Dicho esto, es el RR de serie más feo de la historia de la marca de la época anterior a ser subsidiaria de BMW.
Demasiado parecido o otros diseños contemporaneos de Pininfarina.
El rupturismo de líneas lo llevó parecer una imitación de un RR. Como esos Chrysler que querían parecer Mercedez Benz con grillas copiadas y hasta una estrella pero de cinco puntas.
Los pasarruedas rectangulares son una patada a la identidad de la marca, claro que están en línea con la cuadratura general del auto y era lo que se usaba en esa época en que hasta el instrumental de los Alfa Romeo era cuadrado.
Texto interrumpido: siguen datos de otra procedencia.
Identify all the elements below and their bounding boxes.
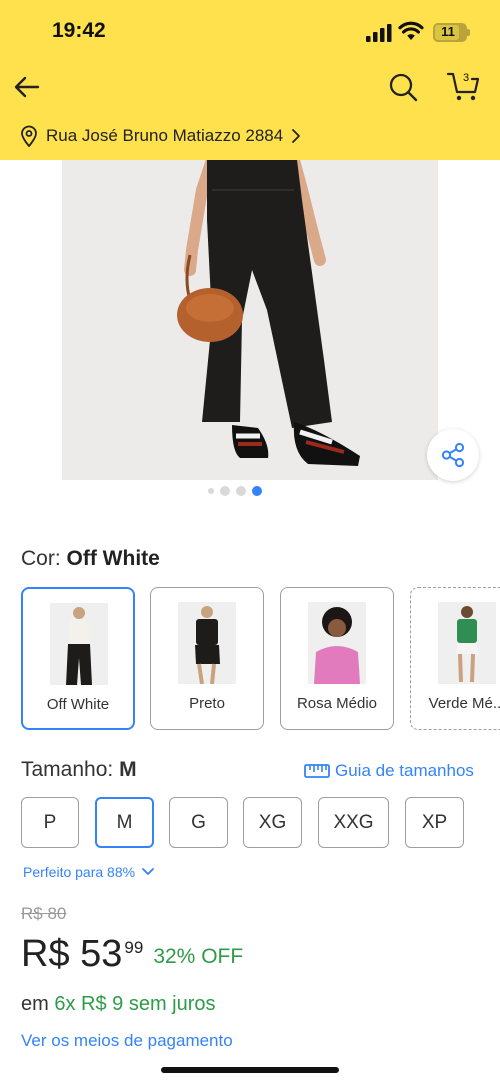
carousel-dot[interactable]	[236, 486, 246, 496]
color-label: Cor: Off White	[21, 547, 160, 571]
price-cents: 99	[124, 938, 144, 957]
delivery-address[interactable]: Rua José Bruno Matiazzo 2884	[20, 122, 301, 150]
old-price: R$ 80	[21, 904, 67, 923]
status-bar: 19:42 11	[0, 0, 500, 64]
size-option-xp[interactable]: XP	[405, 797, 464, 848]
size-option-xxg[interactable]: XXG	[318, 797, 389, 848]
color-selected-value: Off White	[66, 547, 160, 570]
swatch-label: Rosa Médio	[296, 695, 378, 712]
color-swatch-verde-medio[interactable]: Verde Mé...	[410, 587, 500, 730]
app-header: 19:42 11 3 Rua José Bruno Matiazzo 2884	[0, 0, 500, 160]
payment-methods-link[interactable]: Ver os meios de pagamento	[21, 1031, 233, 1051]
size-options: P M G XG XXG XP	[21, 797, 481, 849]
battery-nub	[467, 29, 470, 36]
ruler-icon	[304, 764, 330, 778]
battery-icon: 11	[433, 23, 467, 42]
size-option-g[interactable]: G	[169, 797, 228, 848]
product-image[interactable]	[62, 160, 438, 480]
price-main: R$ 53	[21, 933, 123, 975]
current-price: R$ 53 99 32% OFF	[21, 933, 243, 976]
fit-indicator[interactable]: Perfeito para 88%	[23, 864, 155, 880]
swatch-label: Off White	[46, 696, 110, 713]
product-photo	[62, 160, 438, 480]
swatch-thumbnail	[178, 602, 236, 684]
battery-level: 11	[441, 24, 455, 39]
share-icon	[441, 442, 465, 468]
carousel-dot-active[interactable]	[252, 486, 262, 496]
carousel-dot[interactable]	[220, 486, 230, 496]
wifi-icon	[398, 21, 424, 40]
address-text: Rua José Bruno Matiazzo 2884	[46, 126, 284, 145]
share-button[interactable]	[427, 429, 479, 481]
size-option-p[interactable]: P	[21, 797, 79, 848]
installments-info: em 6x R$ 9 sem juros	[21, 993, 216, 1016]
size-label-prefix: Tamanho:	[21, 758, 114, 781]
home-indicator	[161, 1067, 339, 1073]
size-option-m[interactable]: M	[95, 797, 154, 848]
swatch-thumbnail	[438, 602, 496, 684]
color-swatch-rosa-medio[interactable]: Rosa Médio	[280, 587, 394, 730]
size-selected-value: M	[119, 758, 137, 781]
back-arrow-icon[interactable]	[10, 70, 44, 104]
swatch-thumbnail	[50, 603, 108, 685]
color-swatches: Off White Preto Rosa Médio Verde Mé...	[21, 587, 500, 731]
swatch-label: Verde Mé...	[428, 695, 500, 712]
color-swatch-preto[interactable]: Preto	[150, 587, 264, 730]
chevron-down-icon	[142, 868, 154, 875]
swatch-label: Preto	[189, 695, 225, 712]
color-label-prefix: Cor:	[21, 547, 61, 570]
installments-prefix: em	[21, 993, 49, 1015]
status-time: 19:42	[52, 19, 106, 42]
size-guide-link[interactable]: Guia de tamanhos	[304, 761, 474, 781]
swatch-thumbnail	[308, 602, 366, 684]
chevron-right-icon	[292, 129, 301, 143]
carousel-dots	[208, 486, 262, 496]
signal-icon	[366, 24, 392, 42]
search-icon[interactable]	[386, 70, 420, 104]
cart-count-badge: 3	[462, 72, 470, 84]
size-label: Tamanho: M	[21, 758, 137, 782]
discount-badge: 32% OFF	[153, 945, 244, 968]
installments-value: 6x R$ 9 sem juros	[54, 993, 216, 1015]
location-pin-icon	[21, 125, 37, 147]
carousel-dot[interactable]	[208, 488, 214, 494]
size-guide-text: Guia de tamanhos	[335, 761, 474, 780]
color-swatch-off-white[interactable]: Off White	[21, 587, 135, 730]
fit-text: Perfeito para 88%	[23, 864, 136, 880]
size-option-xg[interactable]: XG	[243, 797, 302, 848]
Aires de época que le dicen.
Hay que reconocer que comercialmente fue positivo porque en su ciclo comercial se vendió bien…el Corniche.
Por primera vez, creo, no estoy de acuerdo con el amigo Güilbeis.
El Camargue es el mas disruptivo de los Rolls Royce, «desviejandolo» de decadas de clasica vetustez y clasisismo de templo griego.
Un gol de Paolo Martin, designer de una de las coupes mas lindas de la historia, el magnifico Fiat 130 Coupè Pininfarina, y de uno de los concepts mas locos de la historia (y van dos…): Ferrari 512 Modulo,
Sin duda que fue disruptivo pero, en mi opinión, eso es positivo en la medida en que resulte en algo mejor.
No puedo dejar de pensar que luce como un Cadillac con grilla de Rolls Royce.
La coupe 130 es uno de los que decía que son similares de Pininfarina y me parece mucho más logrado e identificado con la marca.
Olvidé mencionar da la sensación de un auto gordo. Tiene el tren trasero muy adelante y la falta trocha o le sobra ancho de carrocería.